The weeks pass. Baila learns to smile. There is an iota of feedback. Maybe I am not all bad.

Out of nowhere, a childhood voice appears. You mustn’t be needy. If you aren’t needy, then you won’t be a burden to your mother. She’s not here for you because your neediness is bad. If you aren’t weak, maybe she will like you. You have to be independent. If you’re strong, you won’t be hurt again.

A sliver of light appears. I begin to understand why having an infant is excruciating for me. Feeling these things does not make a terrible mother. Just like feeling those buried feelings did not make a terrible child. Those childhood voices were how I tried to make sense of a painful world. With no other words to replace them, they stitched into my being.

Baila learns to pull herself along the floor, scramble after a toy with delight. The world around her is thrilling; my world is aching. I want to quit. To stop talking, hurting, yearning. But I keep fighting.

What kind of a person needs weekly therapy to be a normal mother? the voices taunt.

But I keep fighting. Baila learns to crawl. She pulls herself up to stand, and then takes a wobbly step.

The light moments became more frequent. One day, I go to pick up Baila from the babysitter and she bursts into smiles and runs into my arms. I know that we are okay.

Another precious little baby is born. I thought the ghosts had been buried, but they are resurrected, as strong as before. Judgement. Distance. Persecution. I cry and protest. It’s not fair. I’ve done my time. Not again. Will this be my shackles forever? I am doomed.

But I keep fighting.

And as my baby gets bigger and Baila learns the gift of language, I slowly learn to silence the voices. The invisible voices are replaced with conversations with my daughter.

Life becomes moments. There is irritation and impatience. There are giggles. And there is all of it mixed up as one.

There is joy in my bones when I see these incredible beings I have been blessed with.

I challenge my belief that a good mother loves being with her children all the time. Sometimes I don’t want to be with them. But I stay. I read to them and bathe them and put them to bed even when I would rather be anywhere else.

And my children just love me and love me and love me more.
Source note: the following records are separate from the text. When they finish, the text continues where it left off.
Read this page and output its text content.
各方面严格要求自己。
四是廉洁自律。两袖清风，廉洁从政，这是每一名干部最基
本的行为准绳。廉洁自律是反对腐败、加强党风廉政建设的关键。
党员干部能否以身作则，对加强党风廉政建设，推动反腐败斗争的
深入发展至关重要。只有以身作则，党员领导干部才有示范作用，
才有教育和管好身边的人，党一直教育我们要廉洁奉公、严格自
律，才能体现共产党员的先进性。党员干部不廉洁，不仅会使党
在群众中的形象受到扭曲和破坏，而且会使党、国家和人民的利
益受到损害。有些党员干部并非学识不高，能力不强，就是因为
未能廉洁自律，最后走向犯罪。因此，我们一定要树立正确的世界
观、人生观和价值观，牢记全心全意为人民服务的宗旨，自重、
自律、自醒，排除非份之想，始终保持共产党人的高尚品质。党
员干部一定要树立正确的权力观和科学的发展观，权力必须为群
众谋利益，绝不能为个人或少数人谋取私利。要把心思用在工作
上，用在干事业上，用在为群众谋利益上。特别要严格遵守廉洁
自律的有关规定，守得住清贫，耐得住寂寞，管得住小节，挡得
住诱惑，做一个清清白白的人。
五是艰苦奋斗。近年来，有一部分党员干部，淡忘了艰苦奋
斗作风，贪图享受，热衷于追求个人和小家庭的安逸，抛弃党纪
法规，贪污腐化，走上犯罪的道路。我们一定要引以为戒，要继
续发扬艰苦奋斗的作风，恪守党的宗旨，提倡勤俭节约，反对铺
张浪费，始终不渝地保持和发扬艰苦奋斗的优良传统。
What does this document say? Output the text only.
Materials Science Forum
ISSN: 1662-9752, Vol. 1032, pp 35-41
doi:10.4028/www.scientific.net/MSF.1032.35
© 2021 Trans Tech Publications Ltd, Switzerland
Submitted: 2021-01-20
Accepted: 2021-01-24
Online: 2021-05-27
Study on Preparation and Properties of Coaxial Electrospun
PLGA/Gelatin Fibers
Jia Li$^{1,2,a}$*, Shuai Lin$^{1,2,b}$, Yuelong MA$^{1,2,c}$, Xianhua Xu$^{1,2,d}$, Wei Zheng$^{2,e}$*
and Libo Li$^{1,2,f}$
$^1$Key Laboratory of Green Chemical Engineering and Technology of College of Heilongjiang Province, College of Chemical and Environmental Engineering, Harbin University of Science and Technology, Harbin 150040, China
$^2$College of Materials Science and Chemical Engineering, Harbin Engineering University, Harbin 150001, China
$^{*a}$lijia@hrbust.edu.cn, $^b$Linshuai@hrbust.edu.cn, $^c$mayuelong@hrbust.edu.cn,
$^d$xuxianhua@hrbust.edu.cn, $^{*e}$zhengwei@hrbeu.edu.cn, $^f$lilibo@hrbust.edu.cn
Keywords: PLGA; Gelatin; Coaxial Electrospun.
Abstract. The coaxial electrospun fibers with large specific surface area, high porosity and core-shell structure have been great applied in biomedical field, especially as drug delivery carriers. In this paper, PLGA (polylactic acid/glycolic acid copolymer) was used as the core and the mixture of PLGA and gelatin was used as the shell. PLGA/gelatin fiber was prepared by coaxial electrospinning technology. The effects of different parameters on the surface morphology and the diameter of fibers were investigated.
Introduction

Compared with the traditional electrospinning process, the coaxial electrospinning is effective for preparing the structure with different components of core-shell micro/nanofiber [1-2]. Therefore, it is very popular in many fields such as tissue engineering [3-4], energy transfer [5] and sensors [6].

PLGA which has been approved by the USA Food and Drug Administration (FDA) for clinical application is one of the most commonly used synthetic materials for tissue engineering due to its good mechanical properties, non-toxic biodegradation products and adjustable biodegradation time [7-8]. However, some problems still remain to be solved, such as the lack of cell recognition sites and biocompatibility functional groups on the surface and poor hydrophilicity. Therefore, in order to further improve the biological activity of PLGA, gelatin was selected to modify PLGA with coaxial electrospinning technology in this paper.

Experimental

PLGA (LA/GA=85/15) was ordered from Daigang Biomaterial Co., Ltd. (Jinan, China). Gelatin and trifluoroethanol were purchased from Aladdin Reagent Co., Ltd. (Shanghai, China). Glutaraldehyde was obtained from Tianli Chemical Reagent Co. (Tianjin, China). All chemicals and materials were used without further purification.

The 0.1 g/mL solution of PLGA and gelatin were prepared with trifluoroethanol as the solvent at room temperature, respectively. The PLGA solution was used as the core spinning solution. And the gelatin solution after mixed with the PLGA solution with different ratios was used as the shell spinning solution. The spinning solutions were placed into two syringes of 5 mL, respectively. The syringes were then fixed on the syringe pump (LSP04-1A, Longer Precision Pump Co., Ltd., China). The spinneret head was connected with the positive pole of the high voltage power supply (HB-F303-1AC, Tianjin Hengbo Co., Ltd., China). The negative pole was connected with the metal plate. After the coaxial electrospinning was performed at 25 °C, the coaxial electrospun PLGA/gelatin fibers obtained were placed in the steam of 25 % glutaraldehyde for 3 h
No matter how much I hate myself. No matter how I mess up.

From nowhere, rage at my own mother fills me. The force of it throws me. A voice too painful to hear: Why weren’t you there? Why didn’t you put me to sleep and sing Shema to me? Why didn’t you see that beneath my silent, self-sufficient facade was a little girl desperate to be held, loved, and nurtured? Don’t you see how hard it’s been for me to learn to trust people? Why did you never apologize?

The feelings I had successfully squashed for three decades come out. They hurt, but they don’t kill. They are dark and gloomy, but they pass. To my astonishment, I don’t drown.
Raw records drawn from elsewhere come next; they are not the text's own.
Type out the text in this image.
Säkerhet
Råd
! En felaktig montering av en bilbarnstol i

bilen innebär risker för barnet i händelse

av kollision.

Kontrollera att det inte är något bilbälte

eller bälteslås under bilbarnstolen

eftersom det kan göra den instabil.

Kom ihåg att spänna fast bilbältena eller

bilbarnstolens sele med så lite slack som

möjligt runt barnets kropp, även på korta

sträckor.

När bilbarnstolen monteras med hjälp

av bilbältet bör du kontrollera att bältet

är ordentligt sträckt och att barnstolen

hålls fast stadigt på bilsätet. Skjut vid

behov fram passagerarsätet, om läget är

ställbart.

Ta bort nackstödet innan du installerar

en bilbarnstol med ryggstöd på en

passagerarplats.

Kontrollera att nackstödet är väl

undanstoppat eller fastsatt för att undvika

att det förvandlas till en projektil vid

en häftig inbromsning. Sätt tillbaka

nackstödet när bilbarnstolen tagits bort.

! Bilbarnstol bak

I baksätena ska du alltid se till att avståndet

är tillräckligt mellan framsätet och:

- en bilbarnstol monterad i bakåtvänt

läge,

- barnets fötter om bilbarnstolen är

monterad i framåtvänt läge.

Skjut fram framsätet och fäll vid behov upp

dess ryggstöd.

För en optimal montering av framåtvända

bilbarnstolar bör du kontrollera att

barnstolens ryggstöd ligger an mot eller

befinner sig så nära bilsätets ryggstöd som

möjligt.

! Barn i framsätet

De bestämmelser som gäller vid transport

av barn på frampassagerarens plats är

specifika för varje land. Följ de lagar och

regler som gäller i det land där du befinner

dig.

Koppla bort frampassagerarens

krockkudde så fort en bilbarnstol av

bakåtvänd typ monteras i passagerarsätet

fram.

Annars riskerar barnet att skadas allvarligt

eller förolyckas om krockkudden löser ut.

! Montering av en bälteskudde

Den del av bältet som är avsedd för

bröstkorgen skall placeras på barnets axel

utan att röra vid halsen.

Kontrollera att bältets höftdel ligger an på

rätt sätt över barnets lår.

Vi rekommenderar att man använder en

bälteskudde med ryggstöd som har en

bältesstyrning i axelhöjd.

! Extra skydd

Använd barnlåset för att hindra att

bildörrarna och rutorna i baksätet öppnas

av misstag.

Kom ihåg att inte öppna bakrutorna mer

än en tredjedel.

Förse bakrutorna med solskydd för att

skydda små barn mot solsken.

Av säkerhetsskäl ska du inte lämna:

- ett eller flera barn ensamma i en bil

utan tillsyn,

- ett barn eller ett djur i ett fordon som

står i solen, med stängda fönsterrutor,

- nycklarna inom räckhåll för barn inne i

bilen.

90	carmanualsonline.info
They are followed by an unexpected compassion.

I wish I knew what it was really like for you, Mom. What you were thinking. You never talk about it. What were you feeling? Is there guilt? I want to forgive you. I know how hard being a mother is. I am still angry. But not only angry.

Eventually, I love being with my children more than I hate myself.

Every day I fight the voices. If the children are struggling, it’s not because I am a bad mother. And if I struggle to be connected, it’s not because I am a bad mother.

As Baila’s vocabulary develops at a dizzying rate, I, too, learn a new language as I make sense of my inner world. I become more trusting of what I can offer them.

One day, as we walk to day care, my little daughter yanks my other hand to walk faster. Her tiny hand firmly grasps my hand; I struggle to keep up with her. And then I know that as much as I try to guide my children through life, it is they who have led me to healing.